Se rendre à l’évidence

En employant la même méthode de travail, on ne peut s’attendre à des résultats différents. C’est une évidence, une vérité de La Palice.

Dans le dossier de la pêche du homard dans le détroit de Northumberland, de plus en plus d’informations pointent vers la nécessité de changer de méthode de travail. Il ne s’agit pas des outils, mais bien de la période de pêche qui serait la plus propice, tant sur le plan économique que sur le plan biologique.

Lorsque les pêcheurs ont manifesté cet été, juste avant l’ouverture de la pêche du homard dans le détroit, le prix payé aux pêcheurs était au cœur de leurs préoccupations. Après une dizaine de jours de manifestations, de nombreuses réunions de consultation et de négociation, les pêcheurs, leur organisation, les apprêteurs et le gouvernement provincial en sont arrivés à une entente de principe sur le prix acceptable pour la saison.

Comme nous l’avons déjà souligné, les périodes de crise ne représentent pas le moment idéal pour régler un problème fondamental. L’accent se porte sur un objectif: mettre fin à la crise qui, dans ce cas-ci, consistait à entamer la saison de pêche.

La question du prix du homard au débarquement n’est pas simple. Elle peut difficilement être résolue par la volonté d’un seul parti, celui des pêcheurs. Comme c’est le cas dans la plupart des marchés de ressources naturelles, la loi de l’offre et de la demande est un des facteurs déterminants qui finit par fixer le prix, comme les pêcheurs s’en sont rendu compte depuis quelques semaines.

Récapitulons quelques faits depuis l’ouverture de la saison de pêche. Le homard débarqué est dans un état biologique fragile, entrainant un taux de mortalité important au débarquement. Les restaurateurs ne veulent pas d’un homard en faible teneur de chair, et en haute teneur d’eau, parce que leurs clients n’apprécient pas ce type de produit. Si le taux de mortalité au débarquement est plus élevé cette année, le rendement en chair à ce temps-ci de l’année a, lui, toujours été faible. Du côté des apprêteurs de homard, il est facile de comprendre pourquoi ils n’accepteront pas longtemps d’encaisser des pertes aussi élevées dues à la mortalité du homard. Difficile, dans de telles conditions, d’imposer un prix élevé au débarquement.

Malgré les difficultés actuelles du marché du homard, pour arriver à leur but d’obtenir un meilleur prix pour leur homard les pêcheurs doivent maintenant convenir d’apporter des changements à l’exercice de leur pêche, ou se résoudre à un prix inférieur à ce qu’ils souhaitent.
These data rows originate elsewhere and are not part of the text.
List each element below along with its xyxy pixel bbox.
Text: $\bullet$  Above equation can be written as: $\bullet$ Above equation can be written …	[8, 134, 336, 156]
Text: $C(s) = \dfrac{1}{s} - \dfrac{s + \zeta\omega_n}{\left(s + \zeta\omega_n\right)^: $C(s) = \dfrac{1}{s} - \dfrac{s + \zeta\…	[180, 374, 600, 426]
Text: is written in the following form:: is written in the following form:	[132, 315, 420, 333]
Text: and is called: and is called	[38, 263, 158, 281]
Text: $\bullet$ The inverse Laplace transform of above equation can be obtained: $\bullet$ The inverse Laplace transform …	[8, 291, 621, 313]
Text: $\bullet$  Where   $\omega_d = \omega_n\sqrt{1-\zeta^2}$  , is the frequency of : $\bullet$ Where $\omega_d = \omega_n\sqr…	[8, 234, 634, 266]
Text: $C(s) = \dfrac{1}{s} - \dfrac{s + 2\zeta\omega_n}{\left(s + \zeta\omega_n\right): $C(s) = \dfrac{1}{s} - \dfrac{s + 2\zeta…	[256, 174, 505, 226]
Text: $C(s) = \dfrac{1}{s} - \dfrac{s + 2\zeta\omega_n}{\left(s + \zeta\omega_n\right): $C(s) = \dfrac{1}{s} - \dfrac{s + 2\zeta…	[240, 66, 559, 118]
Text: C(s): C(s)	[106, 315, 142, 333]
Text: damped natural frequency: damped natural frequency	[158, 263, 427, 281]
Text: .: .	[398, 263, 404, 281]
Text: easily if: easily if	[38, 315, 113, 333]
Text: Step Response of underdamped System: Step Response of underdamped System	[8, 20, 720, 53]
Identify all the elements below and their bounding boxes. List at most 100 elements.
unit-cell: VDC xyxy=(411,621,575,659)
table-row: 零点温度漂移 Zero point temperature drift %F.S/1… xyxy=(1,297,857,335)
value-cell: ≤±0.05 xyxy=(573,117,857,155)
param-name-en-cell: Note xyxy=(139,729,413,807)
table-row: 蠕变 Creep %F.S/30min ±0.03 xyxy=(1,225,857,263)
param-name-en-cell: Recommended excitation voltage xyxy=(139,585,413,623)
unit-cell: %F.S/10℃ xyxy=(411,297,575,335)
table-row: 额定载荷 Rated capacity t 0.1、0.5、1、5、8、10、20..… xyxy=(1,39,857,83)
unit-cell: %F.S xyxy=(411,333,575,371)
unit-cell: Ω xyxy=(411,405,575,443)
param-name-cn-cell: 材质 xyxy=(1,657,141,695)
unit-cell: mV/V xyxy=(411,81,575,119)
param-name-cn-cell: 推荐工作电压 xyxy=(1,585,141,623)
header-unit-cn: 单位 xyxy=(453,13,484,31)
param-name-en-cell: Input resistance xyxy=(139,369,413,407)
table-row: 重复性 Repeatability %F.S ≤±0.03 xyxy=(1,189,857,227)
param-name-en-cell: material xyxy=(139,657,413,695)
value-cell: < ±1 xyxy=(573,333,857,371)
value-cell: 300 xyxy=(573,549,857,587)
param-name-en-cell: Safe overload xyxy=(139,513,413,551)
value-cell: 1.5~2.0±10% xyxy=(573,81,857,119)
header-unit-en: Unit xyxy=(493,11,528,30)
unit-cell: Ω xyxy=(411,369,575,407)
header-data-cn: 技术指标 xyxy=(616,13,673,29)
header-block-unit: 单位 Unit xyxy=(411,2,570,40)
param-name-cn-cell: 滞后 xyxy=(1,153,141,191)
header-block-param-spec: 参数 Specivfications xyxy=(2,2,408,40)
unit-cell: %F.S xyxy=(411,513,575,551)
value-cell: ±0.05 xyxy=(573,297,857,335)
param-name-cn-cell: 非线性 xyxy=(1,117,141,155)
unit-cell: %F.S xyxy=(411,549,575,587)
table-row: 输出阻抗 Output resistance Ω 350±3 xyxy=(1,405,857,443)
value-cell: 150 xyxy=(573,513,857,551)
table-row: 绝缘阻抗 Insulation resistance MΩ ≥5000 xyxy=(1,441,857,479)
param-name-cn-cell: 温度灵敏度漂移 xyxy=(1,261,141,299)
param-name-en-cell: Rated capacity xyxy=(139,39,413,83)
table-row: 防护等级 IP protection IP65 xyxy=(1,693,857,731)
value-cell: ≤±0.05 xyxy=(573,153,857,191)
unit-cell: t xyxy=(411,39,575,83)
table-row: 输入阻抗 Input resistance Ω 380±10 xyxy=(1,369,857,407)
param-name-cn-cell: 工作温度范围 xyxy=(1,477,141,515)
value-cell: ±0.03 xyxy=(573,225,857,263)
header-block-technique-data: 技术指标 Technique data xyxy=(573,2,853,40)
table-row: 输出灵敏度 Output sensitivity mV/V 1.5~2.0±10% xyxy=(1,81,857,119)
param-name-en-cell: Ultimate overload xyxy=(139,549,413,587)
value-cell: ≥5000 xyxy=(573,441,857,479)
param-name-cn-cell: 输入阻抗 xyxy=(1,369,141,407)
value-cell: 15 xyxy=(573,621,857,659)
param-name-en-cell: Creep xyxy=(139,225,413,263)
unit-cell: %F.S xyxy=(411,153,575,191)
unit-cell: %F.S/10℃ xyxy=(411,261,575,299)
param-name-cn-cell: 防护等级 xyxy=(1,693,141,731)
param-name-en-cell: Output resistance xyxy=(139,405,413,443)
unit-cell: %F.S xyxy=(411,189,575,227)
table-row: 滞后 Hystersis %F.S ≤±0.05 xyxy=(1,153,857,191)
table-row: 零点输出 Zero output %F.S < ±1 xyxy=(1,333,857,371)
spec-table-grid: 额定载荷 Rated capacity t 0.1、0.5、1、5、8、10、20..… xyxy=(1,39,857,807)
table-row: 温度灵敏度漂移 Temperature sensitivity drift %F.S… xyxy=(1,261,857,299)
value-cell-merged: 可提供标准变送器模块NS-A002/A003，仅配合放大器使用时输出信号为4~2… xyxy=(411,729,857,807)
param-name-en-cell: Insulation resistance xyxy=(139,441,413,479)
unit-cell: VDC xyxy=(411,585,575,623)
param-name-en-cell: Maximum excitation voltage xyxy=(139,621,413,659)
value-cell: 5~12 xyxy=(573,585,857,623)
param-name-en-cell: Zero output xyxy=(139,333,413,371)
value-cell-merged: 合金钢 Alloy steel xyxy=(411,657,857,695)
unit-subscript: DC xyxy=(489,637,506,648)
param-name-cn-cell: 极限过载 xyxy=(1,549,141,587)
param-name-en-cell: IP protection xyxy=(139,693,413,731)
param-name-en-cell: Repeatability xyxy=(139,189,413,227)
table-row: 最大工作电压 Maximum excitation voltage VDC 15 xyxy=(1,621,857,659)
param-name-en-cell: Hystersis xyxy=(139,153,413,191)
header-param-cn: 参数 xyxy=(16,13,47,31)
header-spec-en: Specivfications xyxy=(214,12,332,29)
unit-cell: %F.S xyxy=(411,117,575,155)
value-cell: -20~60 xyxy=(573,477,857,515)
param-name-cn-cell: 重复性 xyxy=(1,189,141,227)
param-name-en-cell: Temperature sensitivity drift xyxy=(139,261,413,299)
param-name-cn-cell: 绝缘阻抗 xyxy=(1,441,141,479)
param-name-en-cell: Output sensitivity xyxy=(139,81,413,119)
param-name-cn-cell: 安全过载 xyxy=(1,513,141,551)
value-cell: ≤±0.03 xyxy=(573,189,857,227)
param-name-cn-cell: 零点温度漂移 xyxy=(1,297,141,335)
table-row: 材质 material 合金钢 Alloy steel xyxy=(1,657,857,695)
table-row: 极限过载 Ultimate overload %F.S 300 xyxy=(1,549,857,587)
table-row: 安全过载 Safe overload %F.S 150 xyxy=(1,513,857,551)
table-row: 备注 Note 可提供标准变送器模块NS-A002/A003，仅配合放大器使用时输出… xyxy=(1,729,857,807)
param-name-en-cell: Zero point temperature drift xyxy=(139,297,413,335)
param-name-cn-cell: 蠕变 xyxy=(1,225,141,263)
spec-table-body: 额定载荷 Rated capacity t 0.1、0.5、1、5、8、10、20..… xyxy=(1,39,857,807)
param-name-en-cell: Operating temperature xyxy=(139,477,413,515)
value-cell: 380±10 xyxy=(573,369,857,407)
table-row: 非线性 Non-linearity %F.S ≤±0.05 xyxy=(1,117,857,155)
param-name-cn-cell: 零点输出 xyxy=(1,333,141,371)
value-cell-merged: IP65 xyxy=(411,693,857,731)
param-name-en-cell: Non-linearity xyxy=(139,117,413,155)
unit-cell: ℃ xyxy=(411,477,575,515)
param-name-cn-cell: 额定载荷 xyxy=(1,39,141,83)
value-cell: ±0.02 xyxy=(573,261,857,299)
Nous réitérons donc la nécessité de revoir le temps de l’année où la saison de pêche se déroule. De plus en plus de faits ont été mis en lumière depuis quelques semaines pour procéder à ce changement. D’ailleurs, en décodant les déclarations des intervenants dans ce dossier, ils sont plusieurs parmi ceux-ci à formuler le souhait que le changement soit apporté plus tôt que plus tard.

Bien sûr, la température plus élevée de l’eau peut avoir un effet. Mais c’est un facteur relativement marginal. Et en ces temps de changements climatiques, les prévisions tendent plutôt à indiquer qu’en moyenne les étés seront de plus en plus chauds. Mais même si l’an prochain la température revenait à un niveau plus coutumier, l’ouverture de la pêche du homard dans le détroit de Northumberland à la mi-août restera problématique pour les apprêteurs et les acheteurs de même que pour les consommateurs. Il faut se rendre à l’évidence et agir en conséquence.